Implicit Matrix Factorization in Spotify

Explicit Matrix Factorization is when users explicitly rate a subset of the item (eg movie) catlog,with the goal to predict how users will rate new movies. It uses minimized RMSE

Implicit matrix factorization is different, instead of explicit ratins use binary lables, which minimizes weigted RMSE using a function of total steams as weights.

Implicit matrix factorization is what Spotify uses to reduce the overall size of matrix. The standard approach to matrix factorization based collaborative filtering treats the entries in the user-item matrix as explicit preferences given by the user to the item. It is common in many real-world use cases which only have access to implicit feedback (e.g. views, clicks, purchases, likes, shares etc.). The approach used in MLlib to deal with such data is taken from Collaborative Filtering for Implicit Feedback Datasets. Essentially instead of trying to model the matrix of ratings directly, this approach treats the data as a combination of binary preferences and confidence values.

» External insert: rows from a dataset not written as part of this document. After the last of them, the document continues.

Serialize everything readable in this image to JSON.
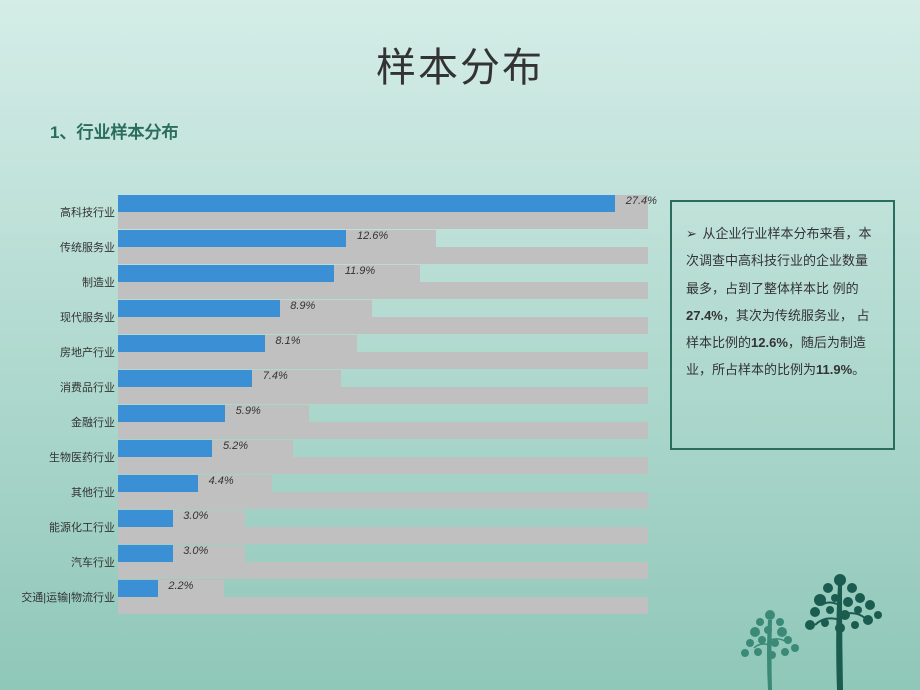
{
  "title": "样本分布",
  "subtitle": "1、行业样本分布",
  "chart": {
    "type": "bar-horizontal",
    "max_value": 27.4,
    "bar_color": "#3b8fd4",
    "track_color": "#c0c0c0",
    "label_fontsize": 11,
    "value_fontsize": 11,
    "value_fontstyle": "italic",
    "bars": [
      {
        "label": "高科技行业",
        "value": 27.4,
        "display": "27.4%",
        "gray_width": 100,
        "blue_width": 93.8
      },
      {
        "label": "传统服务业",
        "value": 12.6,
        "display": "12.6%",
        "gray_width": 60,
        "blue_width": 43.1
      },
      {
        "label": "制造业",
        "value": 11.9,
        "display": "11.9%",
        "gray_width": 57,
        "blue_width": 40.8
      },
      {
        "label": "现代服务业",
        "value": 8.9,
        "display": "8.9%",
        "gray_width": 48,
        "blue_width": 30.5
      },
      {
        "label": "房地产行业",
        "value": 8.1,
        "display": "8.1%",
        "gray_width": 45,
        "blue_width": 27.7
      },
      {
        "label": "消费品行业",
        "value": 7.4,
        "display": "7.4%",
        "gray_width": 42,
        "blue_width": 25.3
      },
      {
        "label": "金融行业",
        "value": 5.9,
        "display": "5.9%",
        "gray_width": 36,
        "blue_width": 20.2
      },
      {
        "label": "生物医药行业",
        "value": 5.2,
        "display": "5.2%",
        "gray_width": 33,
        "blue_width": 17.8
      },
      {
        "label": "其他行业",
        "value": 4.4,
        "display": "4.4%",
        "gray_width": 29,
        "blue_width": 15.1
      },
      {
        "label": "能源化工行业",
        "value": 3.0,
        "display": "3.0%",
        "gray_width": 24,
        "blue_width": 10.3
      },
      {
        "label": "汽车行业",
        "value": 3.0,
        "display": "3.0%",
        "gray_width": 24,
        "blue_width": 10.3
      },
      {
        "label": "交通|运输|物流行业",
        "value": 2.2,
        "display": "2.2%",
        "gray_width": 20,
        "blue_width": 7.5
      }
    ]
  },
  "info_box": {
    "border_color": "#2a6d5f",
    "bullet": "➢",
    "text_parts": [
      {
        "text": "从企业行业样本分布来看，本次调查中高科技行业的企业数量最多，占到了整体样本比 例的",
        "bold": false
      },
      {
        "text": "27.4%",
        "bold": true
      },
      {
        "text": "，其次为传统服务业， 占样本比例的",
        "bold": false
      },
      {
        "text": "12.6%",
        "bold": true
      },
      {
        "text": "，随后为制造业，所占样本的比例为",
        "bold": false
      },
      {
        "text": "11.9%",
        "bold": true
      },
      {
        "text": "。",
        "bold": false
      }
    ]
  },
  "decoration": {
    "tree_color_dark": "#1a5c4f",
    "tree_color_light": "#3a8a77"
  }
}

Scale up by Hadoop and Spark

Next step after the implicit matrix factorization is using hadoop to scale it up. In 2014, there are about 700 nodes in spotify london data center. Hadoop sufferes from I/O overhead terribly. SPARK comes to rescue! It simplifies the process dramatically and saves run time by 90%. For example: , First attempt: broadcast everything (Hadoop) , Run time: 10 hours , Second attempt: full gridify (Spark) , Run time: 3.5 hours , Third attempt: half gridify (Spark) , Run time: 1.5 hours ,

Apache Spark is 30x faster than Hadoop, because the huge difference between RAM and Disk. Spark is a cluster-computing framework which competes more with MapReduce than with the entire Hadoop ecosystem. For example, Spark doesn t have its own distributed filesystem. Spark uses memory and can use disk for processing, whereas MapReduce is strictly disk-based. Therefore, Spark is simpler and faster than Mapreduce for the usual Machine learning and Data Analytics applications. In Full gridify scheme, a lot of intermediate data is sent over the wire for each iteration and a large I/O overhead compared to the half gridify scheme, but has a potential for requiring less local memory comapred to half gridify. For a half gridify scheme, ratings get cached and never shuffled. Once item vectors are joined with ratings partitions each partition has enough information to solve optimal user and vectors without any additional shuffling.